Gute Beziehungen nach Köln

Doch zuerst ein Blick zu den Anfängen: Mit dem Zusammenschluss der Bonner Feuerwehren vereinten sich auch einige bereits regelmäßig gepflegte karnevalistische Traditionen. Seit 1970 pflegt man den Kontakt zu den Kölschen Funkentöter – auch durch Besuche der Kölner Sitzungen. Am 25. September 1973 ist es dann so weit: Günther Engbrocks, Leo Brüsselbach, Bernd Hopp, Peter Klug, Peter Rieck, Klaus Wolff, Peter Strohe und Gottfried Bretschneider gründen in Bretschneiders Hausbar den Karnevalsverein Bönnsche Funkentöter. Nach der ersten konstituierenden Sitzung am 19. Dezember 1973 standen die Grundsätze der Vereinigung fest: Oberste Prämisse waren und sind der Zusammenhalt der Bonner Feuerwehren sowie die Förderung des Bonner Karnevals. Inzwischen sind die Bönnschen Funkentöter ein circa 70 Mitglieder starker eingetragener Verein.

Mit ihren vielfältigen Aktivitäten bilden sie einen festen Baustein des städtischen Karnevals.
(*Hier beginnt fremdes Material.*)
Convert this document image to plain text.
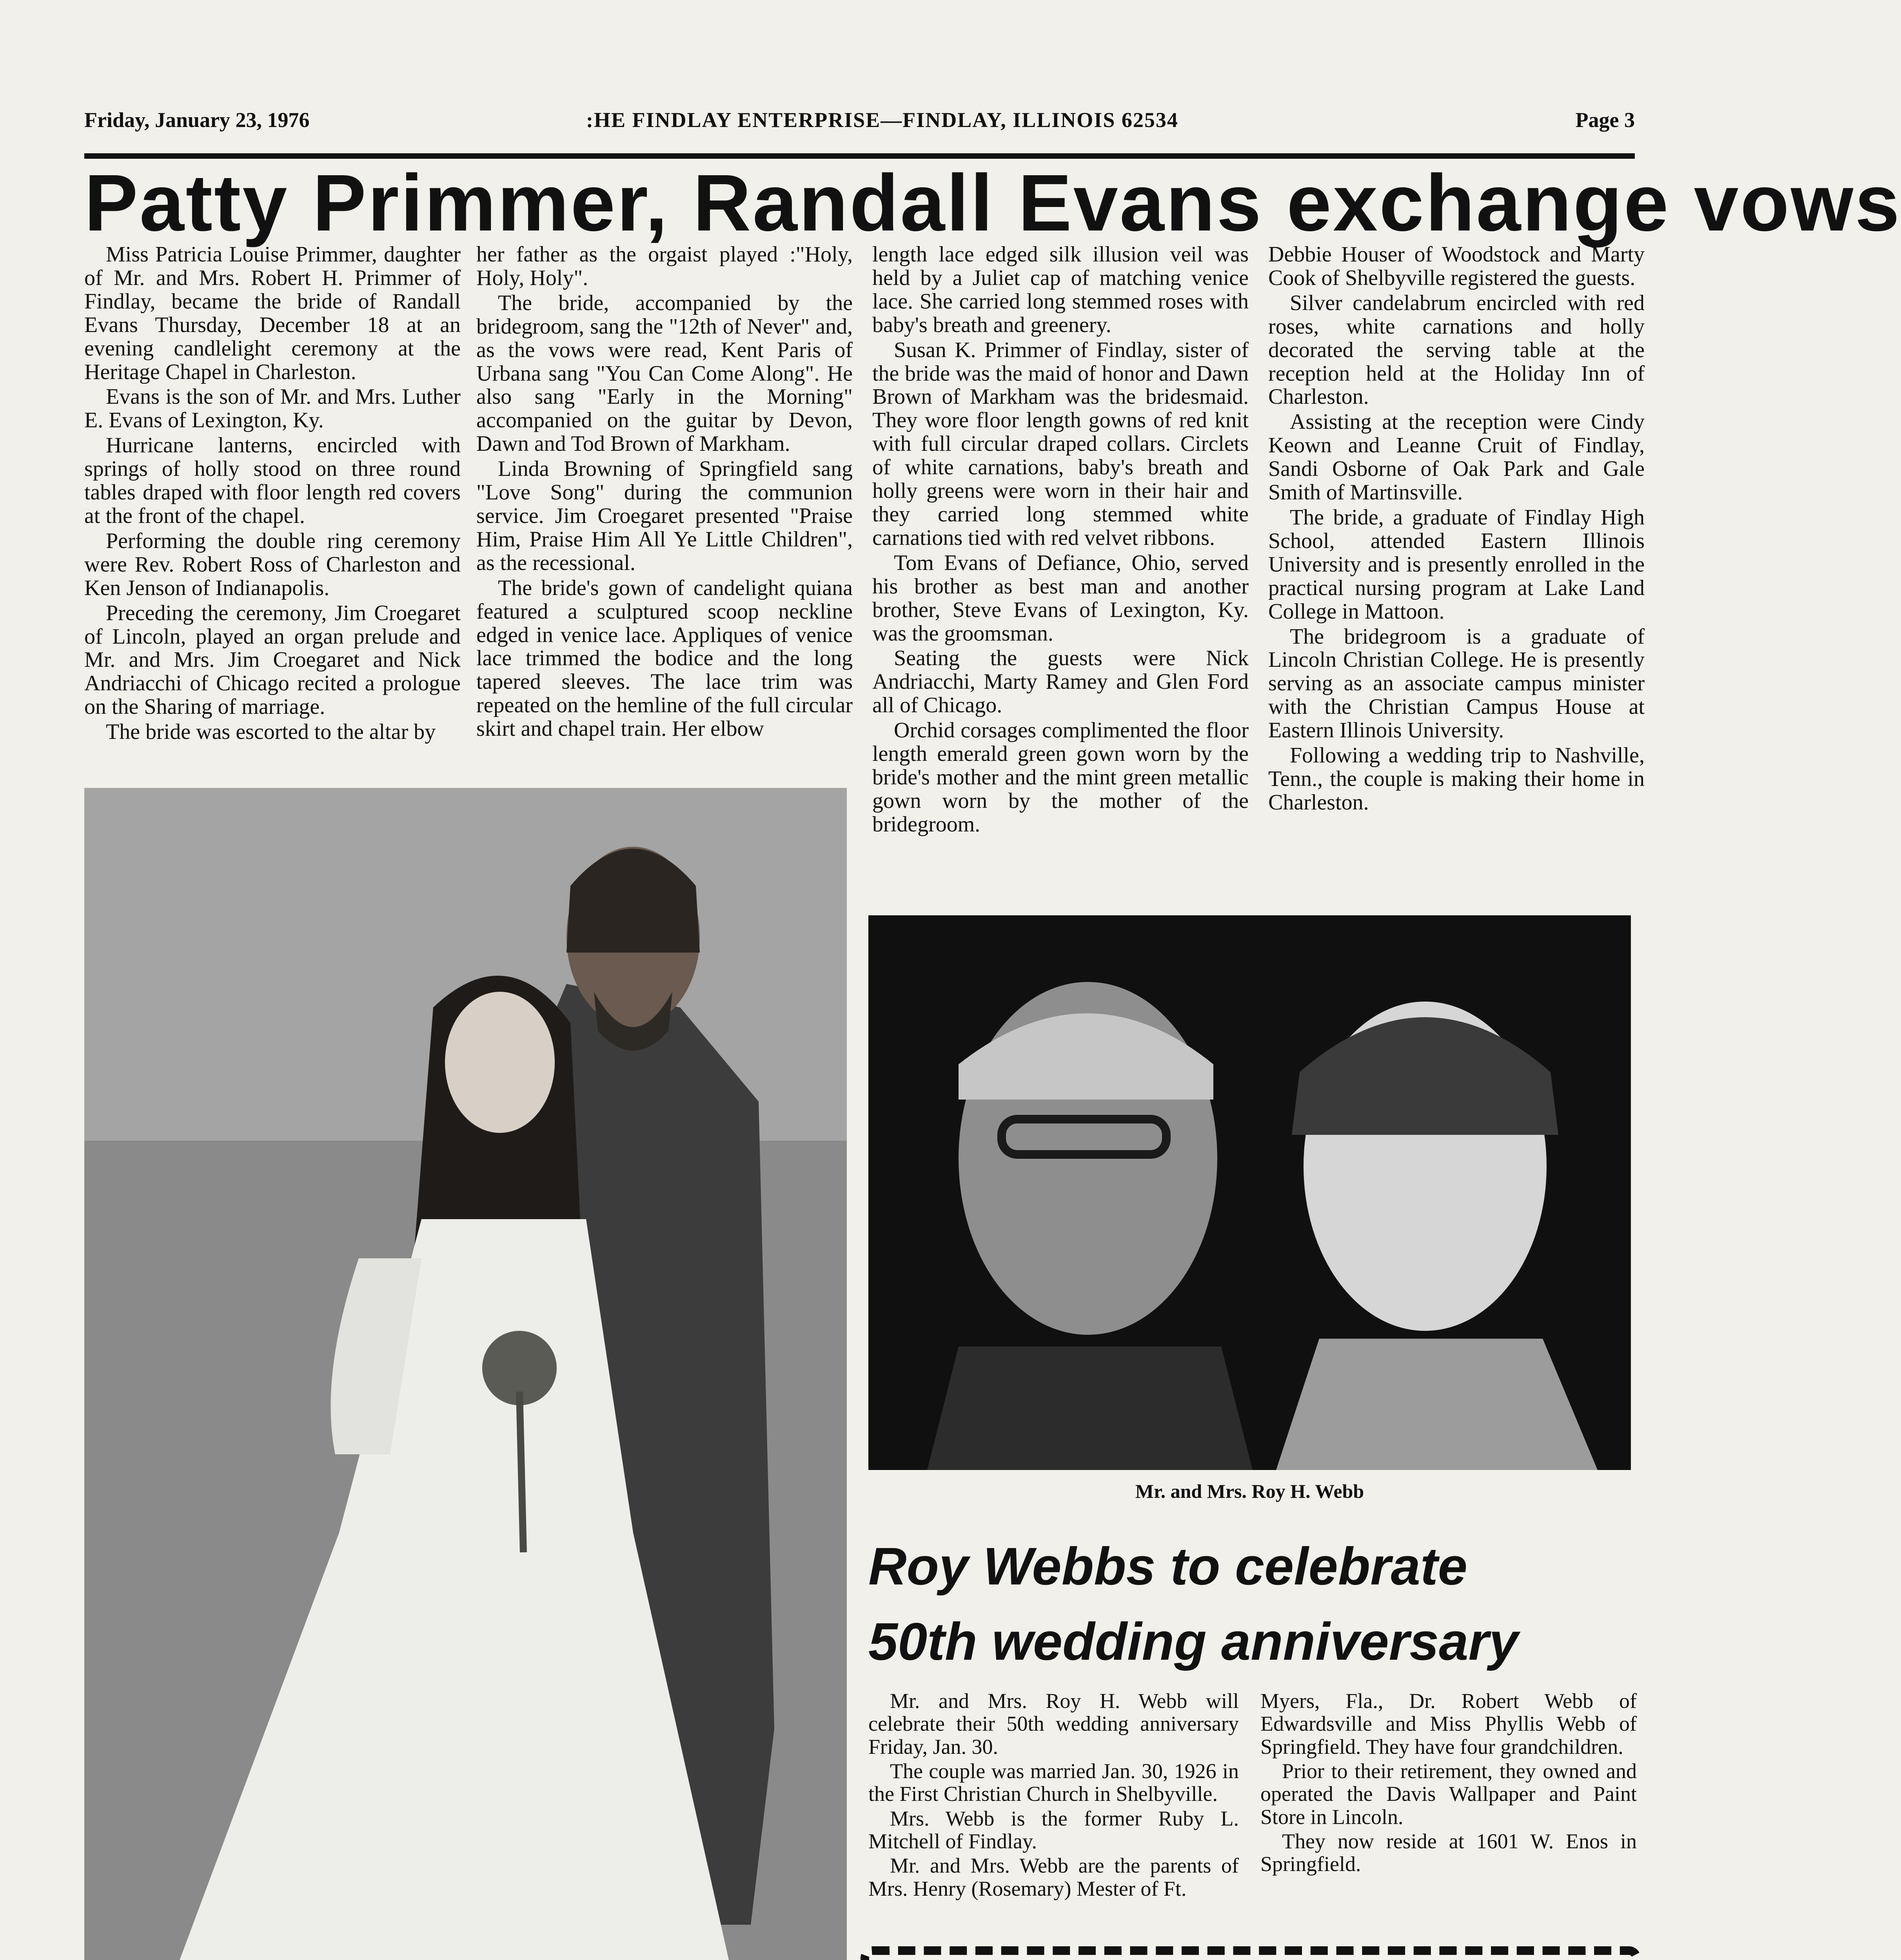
Friday, January 23, 1976	:HE FINDLAY ENTERPRISE—FINDLAY, ILLINOIS 62534	Page 3
Patty Primmer, Randall Evans exchange vows

Miss Patricia Louise Primmer, daughter of Mr. and Mrs. Robert H. Primmer of Findlay, became the bride of Randall Evans Thursday, December 18 at an evening candlelight ceremony at the Heritage Chapel in Charleston.

Evans is the son of Mr. and Mrs. Luther E. Evans of Lexington, Ky.

Hurricane lanterns, encircled with springs of holly stood on three round tables draped with floor length red covers at the front of the chapel.

Performing the double ring ceremony were Rev. Robert Ross of Charleston and Ken Jenson of Indianapolis.

Preceding the ceremony, Jim Croegaret of Lincoln, played an organ prelude and Mr. and Mrs. Jim Croegaret and Nick Andriacchi of Chicago recited a prologue on the Sharing of marriage.

The bride was escorted to the altar by

her father as the orgaist played :"Holy, Holy, Holy".

The bride, accompanied by the bridegroom, sang the "12th of Never" and, as the vows were read, Kent Paris of Urbana sang "You Can Come Along". He also sang "Early in the Morning" accompanied on the guitar by Devon, Dawn and Tod Brown of Markham.

Linda Browning of Springfield sang "Love Song" during the communion service. Jim Croegaret presented "Praise Him, Praise Him All Ye Little Children", as the recessional.

The bride's gown of candelight quiana featured a sculptured scoop neckline edged in venice lace. Appliques of venice lace trimmed the bodice and the long tapered sleeves. The lace trim was repeated on the hemline of the full circular skirt and chapel train. Her elbow

length lace edged silk illusion veil was held by a Juliet cap of matching venice lace. She carried long stemmed roses with baby's breath and greenery.

Susan K. Primmer of Findlay, sister of the bride was the maid of honor and Dawn Brown of Markham was the bridesmaid. They wore floor length gowns of red knit with full circular draped collars. Circlets of white carnations, baby's breath and holly greens were worn in their hair and they carried long stemmed white carnations tied with red velvet ribbons.

Tom Evans of Defiance, Ohio, served his brother as best man and another brother, Steve Evans of Lexington, Ky. was the groomsman.

Seating the guests were Nick Andriacchi, Marty Ramey and Glen Ford all of Chicago.

Orchid corsages complimented the floor length emerald green gown worn by the bride's mother and the mint green metallic gown worn by the mother of the bridegroom.

Debbie Houser of Woodstock and Marty Cook of Shelbyville registered the guests.

Silver candelabrum encircled with red roses, white carnations and holly decorated the serving table at the reception held at the Holiday Inn of Charleston.

Assisting at the reception were Cindy Keown and Leanne Cruit of Findlay, Sandi Osborne of Oak Park and Gale Smith of Martinsville.

The bride, a graduate of Findlay High School, attended Eastern Illinois University and is presently enrolled in the practical nursing program at Lake Land College in Mattoon.

The bridegroom is a graduate of Lincoln Christian College. He is presently serving as an associate campus minister with the Christian Campus House at Eastern Illinois University.

Following a wedding trip to Nashville, Tenn., the couple is making their home in Charleston.

Mr. and Mrs. Roy H. Webb
Roy Webbs to celebrate
50th wedding anniversary

Mr. and Mrs. Roy H. Webb will celebrate their 50th wedding anniversary Friday, Jan. 30.

The couple was married Jan. 30, 1926 in the First Christian Church in Shelbyville.

Mrs. Webb is the former Ruby L. Mitchell of Findlay.

Mr. and Mrs. Webb are the parents of Mrs. Henry (Rosemary) Mester of Ft.

Myers, Fla., Dr. Robert Webb of Edwardsville and Miss Phyllis Webb of Springfield. They have four grandchildren.

Prior to their retirement, they owned and operated the Davis Wallpaper and Paint Store in Lincoln.

They now reside at 1601 W. Enos in Springfield.
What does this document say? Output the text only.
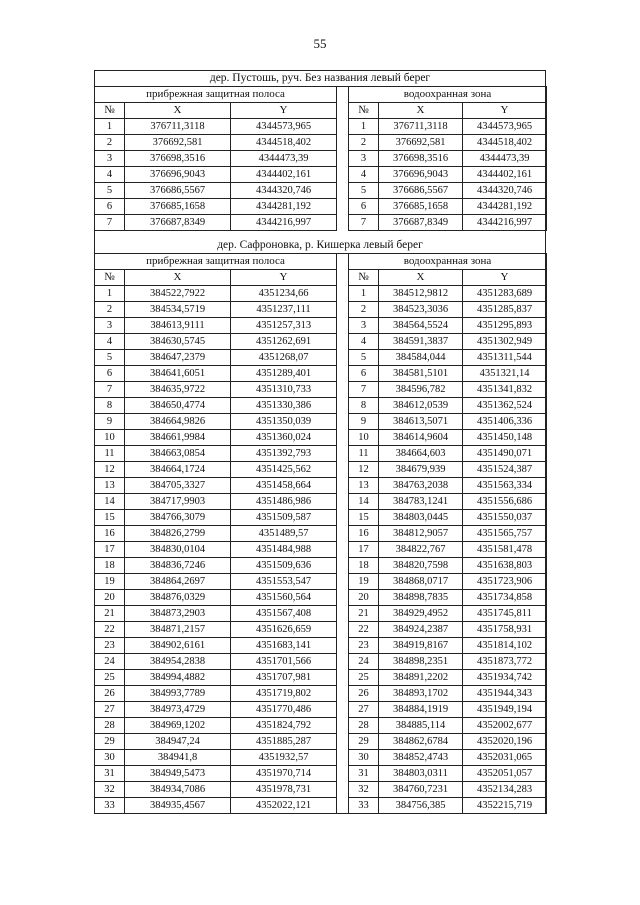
55
дер. Пустошь, руч. Без названия левый берег
прибрежная защитная полоса		
№	X	Y
1	376711,3118	4344573,965
2	376692,581	4344518,402
3	376698,3516	4344473,39
4	376696,9043	4344402,161
5	376686,5567	4344320,746
6	376685,1658	4344281,192
7	376687,8349	4344216,997
водоохранная зона		
№	X	Y
1	376711,3118	4344573,965
2	376692,581	4344518,402
3	376698,3516	4344473,39
4	376696,9043	4344402,161
5	376686,5567	4344320,746
6	376685,1658	4344281,192
7	376687,8349	4344216,997
дер. Сафроновка, р. Кишерка левый берег
прибрежная защитная полоса		
№	X	Y
1	384522,7922	4351234,66
2	384534,5719	4351237,111
3	384613,9111	4351257,313
4	384630,5745	4351262,691
5	384647,2379	4351268,07
6	384641,6051	4351289,401
7	384635,9722	4351310,733
8	384650,4774	4351330,386
9	384664,9826	4351350,039
10	384661,9984	4351360,024
11	384663,0854	4351392,793
12	384664,1724	4351425,562
13	384705,3327	4351458,664
14	384717,9903	4351486,986
15	384766,3079	4351509,587
16	384826,2799	4351489,57
17	384830,0104	4351484,988
18	384836,7246	4351509,636
19	384864,2697	4351553,547
20	384876,0329	4351560,564
21	384873,2903	4351567,408
22	384871,2157	4351626,659
23	384902,6161	4351683,141
24	384954,2838	4351701,566
25	384994,4882	4351707,981
26	384993,7789	4351719,802
27	384973,4729	4351770,486
28	384969,1202	4351824,792
29	384947,24	4351885,287
30	384941,8	4351932,57
31	384949,5473	4351970,714
32	384934,7086	4351978,731
33	384935,4567	4352022,121
водоохранная зона		
№	X	Y
1	384512,9812	4351283,689
2	384523,3036	4351285,837
3	384564,5524	4351295,893
4	384591,3837	4351302,949
5	384584,044	4351311,544
6	384581,5101	4351321,14
7	384596,782	4351341,832
8	384612,0539	4351362,524
9	384613,5071	4351406,336
10	384614,9604	4351450,148
11	384664,603	4351490,071
12	384679,939	4351524,387
13	384763,2038	4351563,334
14	384783,1241	4351556,686
15	384803,0445	4351550,037
16	384812,9057	4351565,757
17	384822,767	4351581,478
18	384820,7598	4351638,803
19	384868,0717	4351723,906
20	384898,7835	4351734,858
21	384929,4952	4351745,811
22	384924,2387	4351758,931
23	384919,8167	4351814,102
24	384898,2351	4351873,772
25	384891,2202	4351934,742
26	384893,1702	4351944,343
27	384884,1919	4351949,194
28	384885,114	4352002,677
29	384862,6784	4352020,196
30	384852,4743	4352031,065
31	384803,0311	4352051,057
32	384760,7231	4352134,283
33	384756,385	4352215,719
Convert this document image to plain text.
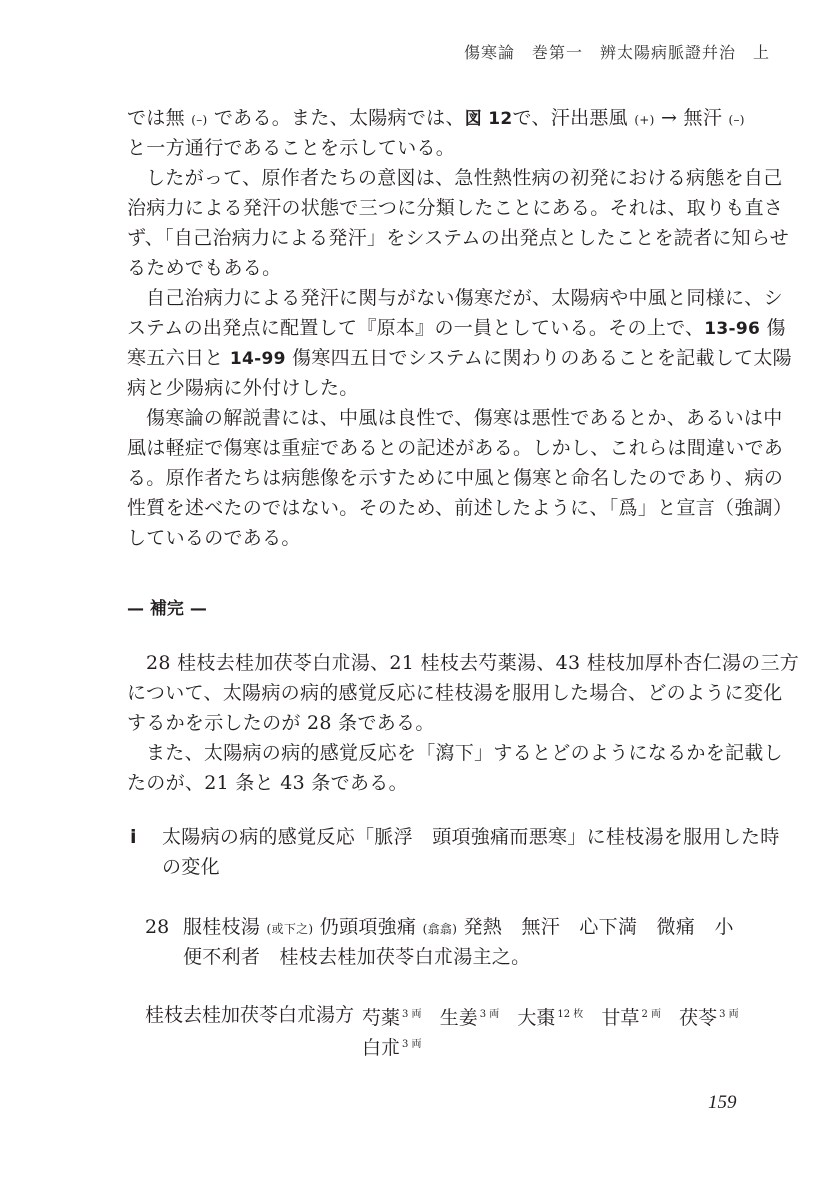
傷寒論　巻第一　辨太陽病脈證幷治　上
では無 (–) である。また、太陽病では、図 12で、汗出悪風 (+) → 無汗 (–)
と一方通行であることを示している。
したがって、原作者たちの意図は、急性熱性病の初発における病態を自己
治病力による発汗の状態で三つに分類したことにある。それは、取りも直さ
ず、「自己治病力による発汗」をシステムの出発点としたことを読者に知らせ
るためでもある。
自己治病力による発汗に関与がない傷寒だが、太陽病や中風と同様に、シ
ステムの出発点に配置して『原本』の一員としている。その上で、13-96 傷
寒五六日と 14-99 傷寒四五日でシステムに関わりのあることを記載して太陽
病と少陽病に外付けした。
傷寒論の解説書には、中風は良性で、傷寒は悪性であるとか、あるいは中
風は軽症で傷寒は重症であるとの記述がある。しかし、これらは間違いであ
る。原作者たちは病態像を示すために中風と傷寒と命名したのであり、病の
性質を述べたのではない。そのため、前述したように、「爲」と宣言（強調）
しているのである。
— 補完 —
28 桂枝去桂加茯苓白朮湯、21 桂枝去芍薬湯、43 桂枝加厚朴杏仁湯の三方
について、太陽病の病的感覚反応に桂枝湯を服用した場合、どのように変化
するかを示したのが 28 条である。
また、太陽病の病的感覚反応を「瀉下」するとどのようになるかを記載し
たのが、21 条と 43 条である。
i 太陽病の病的感覚反応「脈浮　頭項強痛而悪寒」に桂枝湯を服用した時
の変化
28 服桂枝湯 (或下之) 仍頭項強痛 (翕翕) 発熱　無汗　心下満　微痛　小
便不利者　桂枝去桂加茯苓白朮湯主之。
桂枝去桂加茯苓白朮湯方 芍薬 $^{3 両}$ 生姜 $^{3 両}$ 大棗 $^{12 枚}$ 甘草 $^{2 両}$ 茯苓 $^{3 両}$
白朮 $^{3 両}$
159
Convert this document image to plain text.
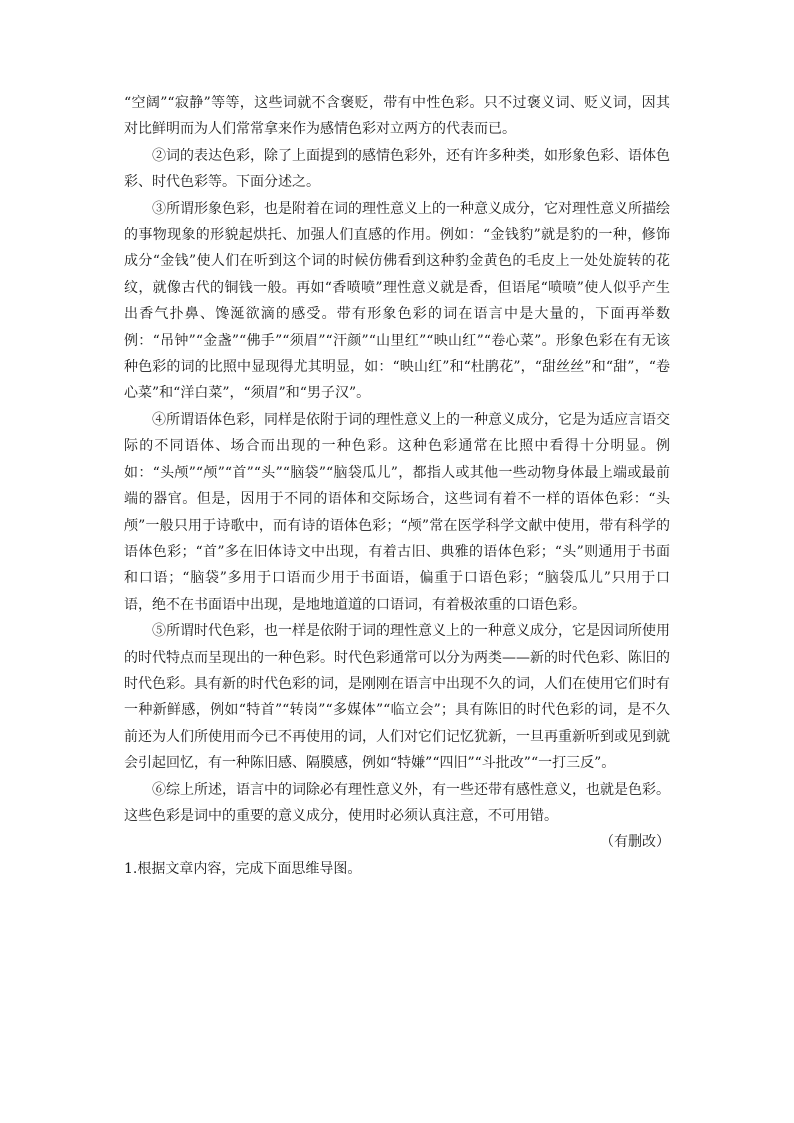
“空阔”“寂静”等等，这些词就不含褒贬，带有中性色彩。只不过褒义词、贬义词，因其对比鲜明而为人们常常拿来作为感情色彩对立两方的代表而已。

②词的表达色彩，除了上面提到的感情色彩外，还有许多种类，如形象色彩、语体色彩、时代色彩等。下面分述之。

③所谓形象色彩，也是附着在词的理性意义上的一种意义成分，它对理性意义所描绘的事物现象的形貌起烘托、加强人们直感的作用。例如：“金钱豹”就是豹的一种，修饰成分“金钱”使人们在听到这个词的时候仿佛看到这种豹金黄色的毛皮上一处处旋转的花纹，就像古代的铜钱一般。再如“香喷喷”理性意义就是香，但语尾“喷喷”使人似乎产生出香气扑鼻、馋涎欲滴的感受。带有形象色彩的词在语言中是大量的，下面再举数例：“吊钟”“金盏”“佛手”“须眉”“汗颜”“山里红”“映山红”“卷心菜”。形象色彩在有无该种色彩的词的比照中显现得尤其明显，如：“映山红”和“杜鹃花”，“甜丝丝”和“甜”，“卷心菜”和“洋白菜”，“须眉”和“男子汉”。

④所谓语体色彩，同样是依附于词的理性意义上的一种意义成分，它是为适应言语交际的不同语体、场合而出现的一种色彩。这种色彩通常在比照中看得十分明显。例如：“头颅”“颅”“首”“头”“脑袋”“脑袋瓜儿”，都指人或其他一些动物身体最上端或最前端的器官。但是，因用于不同的语体和交际场合，这些词有着不一样的语体色彩：“头颅”一般只用于诗歌中，而有诗的语体色彩；“颅”常在医学科学文献中使用，带有科学的语体色彩；“首”多在旧体诗文中出现，有着古旧、典雅的语体色彩；“头”则通用于书面和口语；“脑袋”多用于口语而少用于书面语，偏重于口语色彩；“脑袋瓜儿”只用于口语，绝不在书面语中出现，是地地道道的口语词，有着极浓重的口语色彩。

⑤所谓时代色彩，也一样是依附于词的理性意义上的一种意义成分，它是因词所使用的时代特点而呈现出的一种色彩。时代色彩通常可以分为两类——新的时代色彩、陈旧的时代色彩。具有新的时代色彩的词，是刚刚在语言中出现不久的词，人们在使用它们时有一种新鲜感，例如“特首”“转岗”“多媒体”“临立会”；具有陈旧的时代色彩的词，是不久前还为人们所使用而今已不再使用的词，人们对它们记忆犹新，一旦再重新听到或见到就会引起回忆，有一种陈旧感、隔膜感，例如“特嫌”“四旧”“斗批改”“一打三反”。

⑥综上所述，语言中的词除必有理性意义外，有一些还带有感性意义，也就是色彩。这些色彩是词中的重要的意义成分，使用时必须认真注意，不可用错。

（有删改）

1.根据文章内容，完成下面思维导图。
Neben den Sommer- und Jugendfesten gehören karnevalistische Veranstaltungen mit Kostümpartys und der Prinzenempfang in der Hauptfeuerwache für die Bonner Tollitäten und natürlich der Rosenmontagsumzug zu ihrem Jahresplan. 2012 feierten die Funkentöter bereits ihr 40-jähriges Bestehen zusammen mit dem Oberbürgermeister und dem Bonner Festausschuss im Gobelinsaal des Alten Rathauses. Für Gründungsmitglied Strohe ist diese 40-Jahr-Feier klares Highlight seiner Zeit im Verein. Doch auch der Blick auf die kommende Session lässt Gutes erahnen: Ende Januar wolle man wieder eine „generationsübergreifende“ Feier in der Halle ausrichten, so Strohe.

Wie gut die Funkentöter feiern können, das zeigten sie auch am Samstagabend. Während das Wetter am Abend eher zu wünschen übrig lies, war die Stimmung in der Schmitthalle bereits kurz nach Beginn der Bönnschen Nacht sehr gut. Rund um die Bühne wurde getanzt und mitgesungen und auch die Unkeler Ratsherren – die den Abend eröffneten, gaben ihr bestes, um 4 mal 11 Jahre Funkentöter würdig zu zelebrieren.